- Directed by: Marcus Mittermeier
- Written by: Jan Henrik Stahlberg
- Produced by: Martin Lehwald
- Starring: Jan Henrik Stahlberg Fritz Roth Wanda Perdelwitz
- Music by: Phirefones Julian Boyd
- Distributed by: X Verleih AG [de] (through Warner Bros.)
- Release date: 2004;
- Running time: 89 minutes
- Country: Germany
- Language: German

= Muxmäuschenstill =

Muxmäuschenstill is a 2004 German black comedy, mockumentary film directed by Marcus Mittermeier, written by Jan Henrik Stahlberg. The film follows a former Philosophy student turned vigilante named Mux (Stahlberg), from Berlin, who wants to right the injustices of the world in his own unique way.

==Plot summary==
Mux's main motivation is an intense desire to bring justice to rapists, thieves, and vandals in his own way, documenting all his actions through a camcorder held by his colleague Gerd, a somewhat simple-minded former long-term unemployed man in his fifties. Through his accidental involvement in a domestic murder case, he eventually attracts a great deal of media attention, allowing him to expand his operation to a nationwide affair and effectively becoming a crime-fighting entrepreneur. However, his inability to cope with the flawed nature of the human condition proves to be his downfall, as he shoots his girlfriend Kira after discovering that she cheated on him. After a suicide attempt and a hasty burial, Mux hands ownership of his company off to an employee and flees to Italy, taking Gerd with him, as he is a witness to his murder of Kira. Mux dies soon after, getting run over while stepping in the way of a speeding car.

== Critical Review ==
Although being an uncommon film, Muxmäuschenstill has been seen as a continuation of Utopianism and violence in German films.
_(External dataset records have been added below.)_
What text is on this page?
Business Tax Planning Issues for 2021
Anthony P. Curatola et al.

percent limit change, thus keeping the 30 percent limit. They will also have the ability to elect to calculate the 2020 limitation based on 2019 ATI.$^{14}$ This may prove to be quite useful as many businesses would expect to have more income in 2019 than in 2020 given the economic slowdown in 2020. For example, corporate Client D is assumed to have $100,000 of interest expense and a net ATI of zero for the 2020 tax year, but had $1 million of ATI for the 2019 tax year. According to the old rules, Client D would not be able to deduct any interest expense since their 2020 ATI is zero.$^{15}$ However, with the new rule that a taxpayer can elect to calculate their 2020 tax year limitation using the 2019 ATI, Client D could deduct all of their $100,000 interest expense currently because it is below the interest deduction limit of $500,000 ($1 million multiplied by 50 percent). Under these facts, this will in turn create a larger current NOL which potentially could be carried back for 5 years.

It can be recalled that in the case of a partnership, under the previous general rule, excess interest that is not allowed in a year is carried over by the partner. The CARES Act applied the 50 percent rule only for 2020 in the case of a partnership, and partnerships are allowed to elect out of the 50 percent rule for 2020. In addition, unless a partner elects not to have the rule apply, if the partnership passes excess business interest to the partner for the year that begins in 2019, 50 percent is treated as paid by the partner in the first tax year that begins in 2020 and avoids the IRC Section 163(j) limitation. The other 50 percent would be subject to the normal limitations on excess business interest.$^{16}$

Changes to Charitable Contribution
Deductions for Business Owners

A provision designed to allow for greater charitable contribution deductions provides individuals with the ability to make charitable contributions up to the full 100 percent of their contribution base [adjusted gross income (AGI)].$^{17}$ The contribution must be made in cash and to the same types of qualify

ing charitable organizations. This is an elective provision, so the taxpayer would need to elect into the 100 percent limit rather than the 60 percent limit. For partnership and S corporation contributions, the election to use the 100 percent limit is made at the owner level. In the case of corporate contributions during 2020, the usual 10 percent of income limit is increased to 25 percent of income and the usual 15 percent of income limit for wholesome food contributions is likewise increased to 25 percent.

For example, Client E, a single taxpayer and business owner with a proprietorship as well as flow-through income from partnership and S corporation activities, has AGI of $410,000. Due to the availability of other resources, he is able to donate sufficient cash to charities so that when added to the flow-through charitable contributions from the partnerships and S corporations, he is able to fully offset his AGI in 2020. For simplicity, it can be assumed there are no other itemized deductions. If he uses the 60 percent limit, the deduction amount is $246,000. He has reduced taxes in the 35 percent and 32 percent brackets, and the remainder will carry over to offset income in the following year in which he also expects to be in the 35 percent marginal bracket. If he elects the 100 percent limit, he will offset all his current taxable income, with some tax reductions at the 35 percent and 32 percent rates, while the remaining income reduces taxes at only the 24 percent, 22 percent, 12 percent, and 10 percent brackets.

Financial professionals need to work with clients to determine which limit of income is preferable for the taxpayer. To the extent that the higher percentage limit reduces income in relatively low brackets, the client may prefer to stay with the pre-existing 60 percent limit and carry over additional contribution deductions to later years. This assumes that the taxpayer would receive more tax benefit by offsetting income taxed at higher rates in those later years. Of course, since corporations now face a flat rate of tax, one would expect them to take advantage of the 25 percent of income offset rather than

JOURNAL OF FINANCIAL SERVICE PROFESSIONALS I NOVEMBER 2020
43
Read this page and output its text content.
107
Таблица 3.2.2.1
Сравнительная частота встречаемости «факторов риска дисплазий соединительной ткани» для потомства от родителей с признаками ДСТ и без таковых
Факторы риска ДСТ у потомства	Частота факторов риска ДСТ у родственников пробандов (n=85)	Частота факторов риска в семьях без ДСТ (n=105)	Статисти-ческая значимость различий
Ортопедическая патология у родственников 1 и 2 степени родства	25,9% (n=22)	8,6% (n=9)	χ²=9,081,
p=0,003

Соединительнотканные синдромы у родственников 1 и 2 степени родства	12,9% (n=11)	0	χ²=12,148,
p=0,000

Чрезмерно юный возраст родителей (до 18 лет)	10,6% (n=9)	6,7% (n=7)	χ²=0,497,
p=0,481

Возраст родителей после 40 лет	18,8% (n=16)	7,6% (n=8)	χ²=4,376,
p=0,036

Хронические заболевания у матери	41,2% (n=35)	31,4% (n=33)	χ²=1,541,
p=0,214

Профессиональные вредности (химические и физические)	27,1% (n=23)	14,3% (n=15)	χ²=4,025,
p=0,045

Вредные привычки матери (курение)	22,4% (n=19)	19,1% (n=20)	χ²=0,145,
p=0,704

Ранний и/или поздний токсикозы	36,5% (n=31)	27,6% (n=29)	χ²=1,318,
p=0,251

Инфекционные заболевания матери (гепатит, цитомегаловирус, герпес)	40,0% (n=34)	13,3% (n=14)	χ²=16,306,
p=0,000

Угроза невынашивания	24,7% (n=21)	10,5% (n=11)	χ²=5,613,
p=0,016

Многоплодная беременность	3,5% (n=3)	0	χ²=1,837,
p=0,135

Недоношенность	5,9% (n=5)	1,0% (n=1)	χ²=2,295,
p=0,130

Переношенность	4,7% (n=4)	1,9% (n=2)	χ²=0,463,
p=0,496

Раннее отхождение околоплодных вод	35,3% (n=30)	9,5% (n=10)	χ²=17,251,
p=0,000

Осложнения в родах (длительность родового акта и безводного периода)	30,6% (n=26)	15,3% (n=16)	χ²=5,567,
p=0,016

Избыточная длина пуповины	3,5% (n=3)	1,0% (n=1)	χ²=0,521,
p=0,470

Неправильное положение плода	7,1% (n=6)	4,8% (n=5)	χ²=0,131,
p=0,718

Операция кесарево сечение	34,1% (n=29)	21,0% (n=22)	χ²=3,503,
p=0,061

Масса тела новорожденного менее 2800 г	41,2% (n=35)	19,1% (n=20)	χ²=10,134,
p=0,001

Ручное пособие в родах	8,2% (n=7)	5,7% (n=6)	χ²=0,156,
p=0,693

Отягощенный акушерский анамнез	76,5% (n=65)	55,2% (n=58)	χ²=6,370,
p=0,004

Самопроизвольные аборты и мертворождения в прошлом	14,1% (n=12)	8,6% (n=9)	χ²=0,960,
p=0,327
With its Creative chaos characteristic, Muxmäuschenstill portrays a protest of the loss of utopian dreams. Muxmäuschenstill is a black comedy, so academics have explained why Muxmäuschenstill wants to portray certain dark and gloomy scenes as funny and harmless. Both German and English film scholars have attempted to decode the meaning of Muxmäuschenstills black humor, but a consensus has not been reached. Because a consensus has not been reached, scholars have credited the most logical explanation for why Muxmäuschenstill has showcased black comedy is to highlight a certain point of German society that the film makers think is important to take a closer look at. This closer look is meant to bring more awareness to the situation and to further a discussion of ways the German society can improve.

==Awards==
The film won the Max-Ophüls-Preis 2004 in four categories and was nominated for the Bundesfilmpreis 2004 in the category "Best film".